I’ve been part of the adoption community for a decade now. But even before we became parents for the first time — when people merely found out we were adopting — my husband and I heard a few common phrases over and over … and over again. Today we have three beautiful children, all of whom came to us through adoption; and yet we are still subject to some of the stereotypes and misunderstandings that seem to surround the way we chose to build our family.
Here are the ones that seem to pop up the most. Ones I think many families who adopt (or even think of adopting) are tired of hearing:
1. “Just adopt.”
There is no “just” when it comes to adopting. Adoption is bittersweet, expensive, complicated, and difficult. Even the easiest of adoptions require some financial costs, loads of paperwork, and a lot of soul-searching. Oftentimes when a couple has trouble conceiving, the solution offered is that they should “just adopt,” as if it’s as simple as pushing a button.
2. “There are so many children who need good homes.”

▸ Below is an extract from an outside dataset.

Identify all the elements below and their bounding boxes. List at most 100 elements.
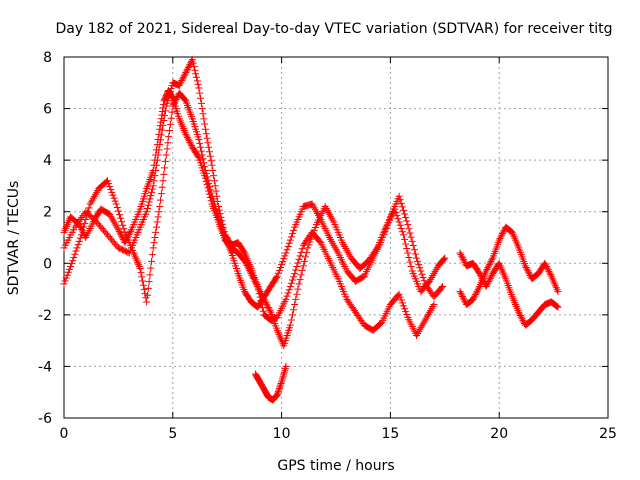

It is true that there are many children waiting for a forever family. In fact, in the United States alone, there are over 100,000 children in our foster care system who are available for adoption. However, one shouldn’t assume that every child who was adopted came from a “bad” home. Sometimes a birth parent places a child because she doesn’t want to raise them without the support of a family, or because she cannot afford to parent a child, or she has goals in her life that wouldn’t be met if she chose to parent.
3. “Birthparents are ______.” (Fill in the blank with “young,” “promiscuous,” “irresponsible,” “drug abusers,” and “immature,” and our family has heard it.)
There are women in their forties who place babies for adoption, just as teens do — and every age in between, for that matter. Not every birth parent is someone who is sexually promiscuous or uses drugs or alcohol. Some birth fathers are equally involved in the adoption process as the birth mother. Stereotyping birth parents isn’t fair to the children they place for adoption, because birth parents will always be the child’s first parents and deserve respect.
4. “Your child is so lucky.”
Adoptees (the name used for children who were adopted), are people who aren’t required to feel grateful for being adopted. The assumption is that many adoptees were “rescued” from dire circumstances by heroic, savior parents. Because of this, the parents are often put on an (undesired) pedestal while the child is assumed to be in a subservient position and his or her duty is to spend a lifetime bathed in gratitude. Truly, the parent who adopts the child is the lucky one!
5. “DNA doesn’t matter. Love makes a family.”
DNA and biology do matter. In fact, without it, the child wouldn’t exist. Furthermore, adoptees look like their birth families, sometimes share personality characteristics and tendencies, and might share medical issues as well. There isn’t a competition needed between the birth and adoptive family. They are both the child’s family, just in different ways.
6. “Children who are adopted have problems.”
Though Lifetime movies do a great job of making adoptees seem like unstable, dangerous, troubled individuals, many adoptees do not have problems outside the normal issues a child their age faces. Yes, there are some issues adoptees can have, especially those who come from a secretive or traumatic situation. However, to broad-brush adoptees and label them as problematic isn’t fair.
7. “You’re the child’s REAL parent.”
Believe me, parents who adopt do not doubt their “realness.” They are the ones who kiss the boo-boos, change the diapers, buy the Christmas gifts, tuck the child into bed at night. They are the child’s “real” parents. But the child’s birth parents are also real. Again, no competition between the two parties is needed, and parents who adopt do not need affirmation, no matter how well-intentioned, of their role in the child’s life.
8. “I don’t see color.”
Parents who adopt transracially (meaning, the parents are one race and the child is another) hear this often. The truth is, we all see color, and that is okay. Racial differences should be celebrated, not ignored. There’s nothing wrong with acknowledging racial differences; however, it’s never okay to interrogate a transracial family, asking assuming questions or attempting to fondle a child’s intricate hairstyle out of curiosity or admiration. If you meet a transracial family, a simple “you have a beautiful family” is a kind and appreciated way to acknowledge racial differences.
Adoption is certainly an interesting way to build a family, and I understand that the general public is intrigued by it, especially when they don’t have any experience with it.
However, instead of assuming anything, it’s okay to ask. Ask for a resource on adoption. Ask someone close to you who has adopted how you can better support her family. Seek out reliable information on the adoption process and adoption statistics. The more informed you are, the better you can support the families-by-adoption who come into your life.